I have never driven so far so fast, all in the name of getting the hell out of Nebraska. By light of day it wasn’t terrifying, it was just empty. So empty you wonder that Nebraska has any Representatives in Congress at all. I can recall sitting in my car just outside of Lincoln, reading my Fodor’s Guide to the USA, and reading that there are over a million people in Nebraska. And I thought: well, they must all be in Lincoln enjoying cable TV, because there ain’t one of them back in the Hole with the corn.

Now, I am back in the lap of luxury on the east coast, where we have invented streetlights and no highway strays far from an industrial park. We don’t have any cornfields, and nobody drives cross-country to get here. What have I learned from this experience?

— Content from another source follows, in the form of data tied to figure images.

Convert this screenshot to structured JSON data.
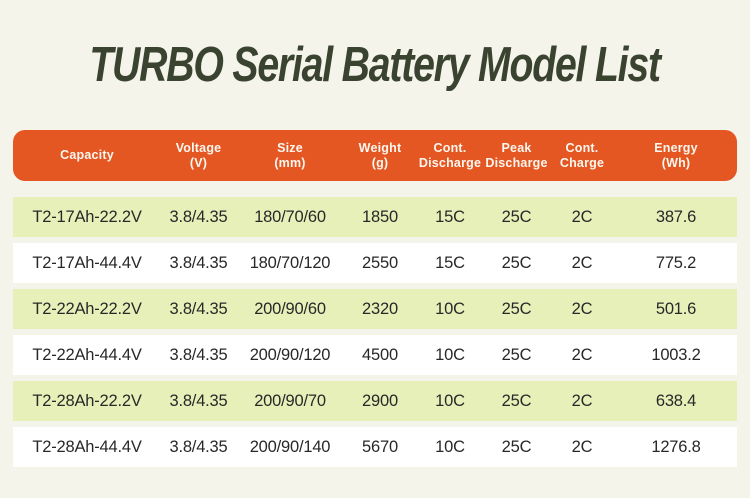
{
  "title": "TURBO Serial Battery Model List",
  "colors": {
    "page_bg": "#F4F4EA",
    "header_bg": "#E45723",
    "header_text": "#FCF7EF",
    "row_green": "#E8F0BA",
    "row_white": "#FFFFFF",
    "title_text": "#3A4230",
    "cell_text": "#282828"
  },
  "header_labels": [
    "Capacity",
    "Voltage\n(V)",
    "Size\n(mm)",
    "Weight\n(g)",
    "Cont.\nDischarge",
    "Peak\nDischarge",
    "Cont.\nCharge",
    "Energy\n(Wh)"
  ],
  "chart_data": {
    "type": "table",
    "title": "TURBO Serial Battery Model List",
    "columns": [
      "Capacity",
      "Voltage (V)",
      "Size (mm)",
      "Weight (g)",
      "Cont. Discharge",
      "Peak Discharge",
      "Cont. Charge",
      "Energy (Wh)"
    ],
    "rows": [
      [
        "T2-17Ah-22.2V",
        "3.8/4.35",
        "180/70/60",
        "1850",
        "15C",
        "25C",
        "2C",
        "387.6"
      ],
      [
        "T2-17Ah-44.4V",
        "3.8/4.35",
        "180/70/120",
        "2550",
        "15C",
        "25C",
        "2C",
        "775.2"
      ],
      [
        "T2-22Ah-22.2V",
        "3.8/4.35",
        "200/90/60",
        "2320",
        "10C",
        "25C",
        "2C",
        "501.6"
      ],
      [
        "T2-22Ah-44.4V",
        "3.8/4.35",
        "200/90/120",
        "4500",
        "10C",
        "25C",
        "2C",
        "1003.2"
      ],
      [
        "T2-28Ah-22.2V",
        "3.8/4.35",
        "200/90/70",
        "2900",
        "10C",
        "25C",
        "2C",
        "638.4"
      ],
      [
        "T2-28Ah-44.4V",
        "3.8/4.35",
        "200/90/140",
        "5670",
        "10C",
        "25C",
        "2C",
        "1276.8"
      ]
    ],
    "layout": {
      "zebra_striping": true,
      "first_row_color": "green",
      "header_style": "orange rounded pill"
    }
  }
}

I’ve learned that you can’t eat Pop-Tarts every day and keep your good humor. I’ve learned that you can’t bring enough albums to keep yourself from the blues. You can’t sleep in your car and expect to feel good. You can’t make it across the country with $400. I learned that Des Moines, Iowa is the nicest city in the world, even though it’s citizens are going mad with boredom. But most of all, I learned the one thing I gladly traded my summer away for, the one bit of wisdom I will doubtless cherish for years to come, that will doubtless inspire me in dark times: there is absolutely no reason to ever, ever enter Nebraska.

3 Comments

  1. Pat

    This is sadly, like the bizarro world version of my hitch-hiking trip through France and Switzerland. But you did learn… well… “something”!

  2. Jennifer R. Donohue

    I’m from a different area of New Jersey than you, we definitely have cornfields. However, they are less than terrifying, and seem only to exist as some kind of tax shelter type deals, where they endlessly grow corn and are plowed under again as each season ends. My nearby cornfield was also where Jimson Weed grew, apparently, spawning a local news network’s exposé on the danger of putting random shit in your mouth in the hopes you’ll get high from it.

    And I’ll tell you, you made the right choice to drive across New York. Driving across Pennsylvania on the God-forsaken 80 is a special hell.

  3. jsomers (Post author)

    My comment on Pennsylvania: Pennsylvania is larger than it appears.